Credita-se ao parque, que abriga
a maior plantação de manga da Ásia, a redução de 2 graus em média na
temperatura local. Esse tipo de cerco traz ainda outro benefício, que é a
filtragem dos poluentes emitidos. Ao realizarem a fotossíntese, as plantas
transformam o gás carbônico, principal responsável pelo aquecimento global, em
oxigênio puro. O mutirão ecológico de Itaboraí também tem um paralelo na
história carioca.
Assim como o município
fluminense, o Maciço da Tijuca encontrava-se em elevado grau de deterioração no
século XIX. Com as terras exauridas pelo plantio intensivo de café e açúcar, as
montanhas enfrentavam acelerado processo de erosão, enquanto a população do Rio
via escassear suas fontes de água potável. Preocupado com a iminente crise de
abastecimento na capital do país, o imperador dom Pedro II ordenou que a área
fosse recuperada. Sob o comando do major Manoel Gomes Archer, o trabalho,
iniciado em 1862, só terminou doze anos depois, período em que foram plantadas
80 mil mudas de espécies nativas.
Com início de funcionamento
previsto para 2015, o Comperj é uma das maiores obras em curso no país.
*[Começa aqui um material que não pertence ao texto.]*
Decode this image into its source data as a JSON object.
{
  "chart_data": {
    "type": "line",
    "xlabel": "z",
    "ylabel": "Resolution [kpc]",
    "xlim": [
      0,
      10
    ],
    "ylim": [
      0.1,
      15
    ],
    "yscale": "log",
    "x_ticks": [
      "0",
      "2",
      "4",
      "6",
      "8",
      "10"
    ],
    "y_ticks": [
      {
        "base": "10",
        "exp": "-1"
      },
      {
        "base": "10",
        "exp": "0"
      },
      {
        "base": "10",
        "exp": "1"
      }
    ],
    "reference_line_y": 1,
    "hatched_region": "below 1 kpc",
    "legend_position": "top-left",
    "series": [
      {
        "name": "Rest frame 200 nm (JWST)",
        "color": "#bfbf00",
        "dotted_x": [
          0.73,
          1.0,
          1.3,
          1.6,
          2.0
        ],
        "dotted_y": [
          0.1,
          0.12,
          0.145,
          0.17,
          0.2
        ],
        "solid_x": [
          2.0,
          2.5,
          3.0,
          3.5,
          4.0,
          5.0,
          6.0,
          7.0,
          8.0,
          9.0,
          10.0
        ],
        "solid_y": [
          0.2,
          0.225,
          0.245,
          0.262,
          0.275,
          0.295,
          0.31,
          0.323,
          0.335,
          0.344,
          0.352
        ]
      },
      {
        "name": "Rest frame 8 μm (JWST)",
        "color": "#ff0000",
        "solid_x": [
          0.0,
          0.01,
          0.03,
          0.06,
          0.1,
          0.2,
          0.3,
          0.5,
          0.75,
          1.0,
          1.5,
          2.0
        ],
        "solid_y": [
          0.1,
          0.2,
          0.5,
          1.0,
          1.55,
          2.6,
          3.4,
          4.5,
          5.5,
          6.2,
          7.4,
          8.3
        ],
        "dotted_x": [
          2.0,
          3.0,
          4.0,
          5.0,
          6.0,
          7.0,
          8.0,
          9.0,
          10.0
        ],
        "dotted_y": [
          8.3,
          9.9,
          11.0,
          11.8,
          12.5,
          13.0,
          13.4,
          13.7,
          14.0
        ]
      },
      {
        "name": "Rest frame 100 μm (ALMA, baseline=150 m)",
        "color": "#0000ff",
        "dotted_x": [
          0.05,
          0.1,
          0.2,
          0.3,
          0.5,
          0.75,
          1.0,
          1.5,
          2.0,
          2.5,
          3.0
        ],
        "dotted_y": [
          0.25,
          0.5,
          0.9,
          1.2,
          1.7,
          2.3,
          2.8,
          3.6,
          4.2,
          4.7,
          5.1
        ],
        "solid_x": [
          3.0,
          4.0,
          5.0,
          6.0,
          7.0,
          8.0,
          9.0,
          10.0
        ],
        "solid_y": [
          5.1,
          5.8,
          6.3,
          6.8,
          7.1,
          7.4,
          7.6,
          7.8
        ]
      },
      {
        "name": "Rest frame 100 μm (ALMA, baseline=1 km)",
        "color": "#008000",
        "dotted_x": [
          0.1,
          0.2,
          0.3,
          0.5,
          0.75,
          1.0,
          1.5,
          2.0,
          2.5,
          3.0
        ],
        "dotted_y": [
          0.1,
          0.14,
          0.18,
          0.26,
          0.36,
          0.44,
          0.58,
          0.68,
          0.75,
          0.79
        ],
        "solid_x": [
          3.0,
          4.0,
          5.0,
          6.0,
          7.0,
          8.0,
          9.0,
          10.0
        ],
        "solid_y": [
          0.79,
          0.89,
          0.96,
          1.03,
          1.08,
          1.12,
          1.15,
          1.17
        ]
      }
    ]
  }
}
A
expectativa é que ele impulsione a economia fluminense com a criação de até
168 mil empregos diretos e indiretos. Composto de fábricas geradoras de
derivados do petróleo, como querosene e gasolina, o parque industrial será
capaz de refinar até 165 mil barris do produto diariamente. Também vai
processar o gás natural extraído das camadas submarinas do pré-sal.
Com a urgência das questões
ambientais e a preocupação com a sustentabilidade na ordem do dia do setor
econômico, o cinturão verde mostra que é possível conciliar desenvolvimento e
proteção ao meio ambiente de forma equilibrada.